Carolin dagegen blieb nachdenklich. Schweigend stopfte sie die Bettwäsche in die Waschmaschine und drückte mit verbissener Energie auf den Startknopf. Bevor sie die Kinder zur Kita bringen musste, hatte sie noch ein paar Minuten, die sie nun mit Falten auf der Stirn vor dem Küchenfenster verbrachte und nach draußen starrte, ohne wirklich hinauszusehen.
Warum nur ging ihr die Sache mit Tim so an die Nieren? Er war eben erst sechs Jahre alt. War es wirklich so ungewöhnlich, dass ein Junge in seinem Alter noch nachts ins Bett machte? Wenn es nur das gewesen wäre, dachte sie und seufzte.
Ihr Mann saß am Küchentisch, nippte an seinem Kaffeebecher und blätterte ohne großes Interesse durch die Zeitung. Carolin spürte, dass er sie aus dem Augenwinkel beobachtete.
»Alles okay, Schatz?«, fragte er beiläufig.
Kurz zögerte sie. War wirklich alles okay? Sie hatte Tim versprochen, es für sich zu behalten. Es war nur dieses eine Mal. Ein Ausrutscher. Nichts weiter, oder? Stefan hatte ihr schon oft genug gesagt, dass sie sich viel zu viele Sorgen um die Kinder machen würde, dass sie ihnen nicht genug Luft zum Atmen ließe.
»Klar«, erwiderte sie schließlich knapp. Bevor Stefan weitere Fragen stellen konnte, stellte sie ihre Teetasse in die Spüle, griff nach ihrer Tasche und verließ die Küche. Sie rief nach Nina und Tim, um sie zur Eile anzuspornen. Es wurde Zeit, die beiden in den Kindergarten zu bringen.

Später am Tag stand Carolin im Supermarkt vor dem Regal mit den Windeln und Wickelunterlagen. Sie war hier gelandet, weil sie bei der Suche nach Taschentüchern Simone, die Mutter von Mirco, entdeckt hatte. Carolin kannte nicht viele der anderen Mütter aus der Kita und legte auch keinen besonderen Wert darauf, doch Simone war eine der wenigen, die ihr sympathisch genug erschienen, um mit ihnen mehr Worte als die üblichen Grußformeln und Floskeln über das Wetter zu wechseln. Vielleicht ergab sich die Gelegenheit, sich mit ihr und ihrem Sohn zum Spielen zu verabreden, überlegte sie.
Also war Carolin ihr gefolgt, um sie an einem der nächsten Regale abzufangen. Als sie jedoch um die Ecke bog, hielt sie abrupt an. Statt sich bemerkbar zu machen, hatte sie sich so weit zurückgezogen, dass Simone sie nicht sehen, sie aber Simone beobachten konnte. Mircos Mutter zog gerade ein Paket Windelhöschen für Jungs aus dem Regal. Für Jungs in Mircos Alter.
Oder in Tims Alter.
Simone hatte Carolin nicht bemerkt und war mit ihrem Einkaufswagen weitergezogen. Carolin jedoch schluckte hart und überlegte, ob Mirco noch einen kleinen Bruder hatte, für den diese Windelhöschen gedacht waren. Wenn sie sich aber richtig erinnerte, war Mirco ein Einzelkind. Also waren die Höschen tatsächlich für ihn?
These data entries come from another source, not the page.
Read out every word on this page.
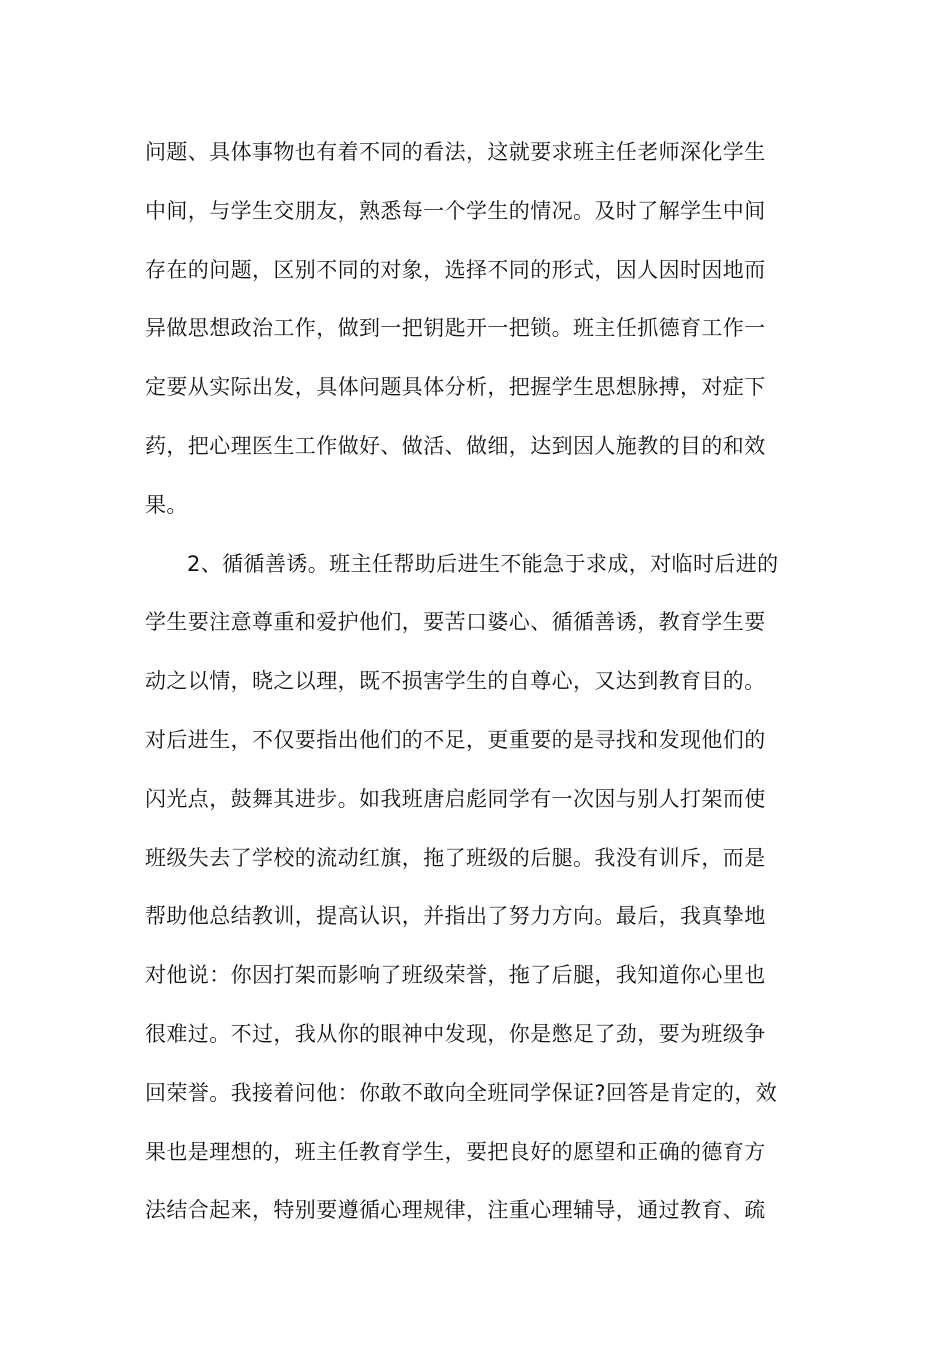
问题、具体事物也有着不同的看法，这就要求班主任老师深化学生
中间，与学生交朋友，熟悉每一个学生的情况。及时了解学生中间
存在的问题，区别不同的对象，选择不同的形式，因人因时因地而
异做思想政治工作，做到一把钥匙开一把锁。班主任抓德育工作一
定要从实际出发，具体问题具体分析，把握学生思想脉搏，对症下
药，把心理医生工作做好、做活、做细，达到因人施教的目的和效
果。
2、循循善诱。班主任帮助后进生不能急于求成，对临时后进的
学生要注意尊重和爱护他们，要苦口婆心、循循善诱，教育学生要
动之以情，晓之以理，既不损害学生的自尊心，又达到教育目的。
对后进生，不仅要指出他们的不足，更重要的是寻找和发现他们的
闪光点，鼓舞其进步。如我班唐启彪同学有一次因与别人打架而使
班级失去了学校的流动红旗，拖了班级的后腿。我没有训斥，而是
帮助他总结教训，提高认识，并指出了努力方向。最后，我真挚地
对他说：你因打架而影响了班级荣誉，拖了后腿，我知道你心里也
很难过。不过，我从你的眼神中发现，你是憋足了劲，要为班级争
回荣誉。我接着问他：你敢不敢向全班同学保证?回答是肯定的，效
果也是理想的，班主任教育学生，要把良好的愿望和正确的德育方
法结合起来，特别要遵循心理规律，注重心理辅导，通过教育、疏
Nun stand sie selbst vor dem Regal und starrte auf das grüne Paket, auf dem ein süßer Junge im Schlafanzug glückselig lächelte, weil er dank seiner Underjams, wie sie vom Hersteller genannt wurden, ruhig schlafen konnte. Der Junge sah noch viel älter aus als Tim. Sie nahm die Packung in die Hand und las sich die Beschreibung durch.
… besonders dezent … unauffälliger Schutz …
Sie gab sich einen Ruck und warf das Paket in ihren Einkaufswagen. Dass sie an den Kassen und auf dem Weg zum Auto weder auf Simone noch sonst jemanden traf, den sie kannte, erleichterte sie ungemein. Kondome zu kaufen, wäre ihr nicht peinlicher gewesen.
Vom Supermarkt fuhr sie direkt zur Kita. Es wehte ein kalter, ungemütlicher Wind, der Regenschauer vor sich her peitschte. Die winzigen Tropfen bissen Carolin ins Gesicht, als sie aus dem Wagen stieg. Der Spielplatz lag verlassen da – bei diesem Wetter kein Wunder.
Sie entdeckte Tim in seinem Gruppenraum, wo er allein einen Turm aus Legosteinen baute. Als er sie sah, sprang er auf und riss sein Bauwerk dabei um, so dass die Steine in alle Richtungen purzelten.
»Mama!« Er wollte auf sie zu rennen, doch die mahnende Stimme von Sylvia Beier, seiner Erzieherin, hielt ihn davon ab.
»Räumst du bitte erst noch auf, bevor du gehst, Tim?«
Tim sah von Frau Beier zu seiner Mutter, dann wieder zu Frau Beier.
»Na, mach schon, Tim«, forderte Carolin ihn lächelnd auf. »Ordnung muss sein.«
Tim verdrehte kurz die Augen, bevor er sich auf den Spielteppich hockte, die Kiste für das Legospielzeug heranzog und begann, die Steine einzusammeln.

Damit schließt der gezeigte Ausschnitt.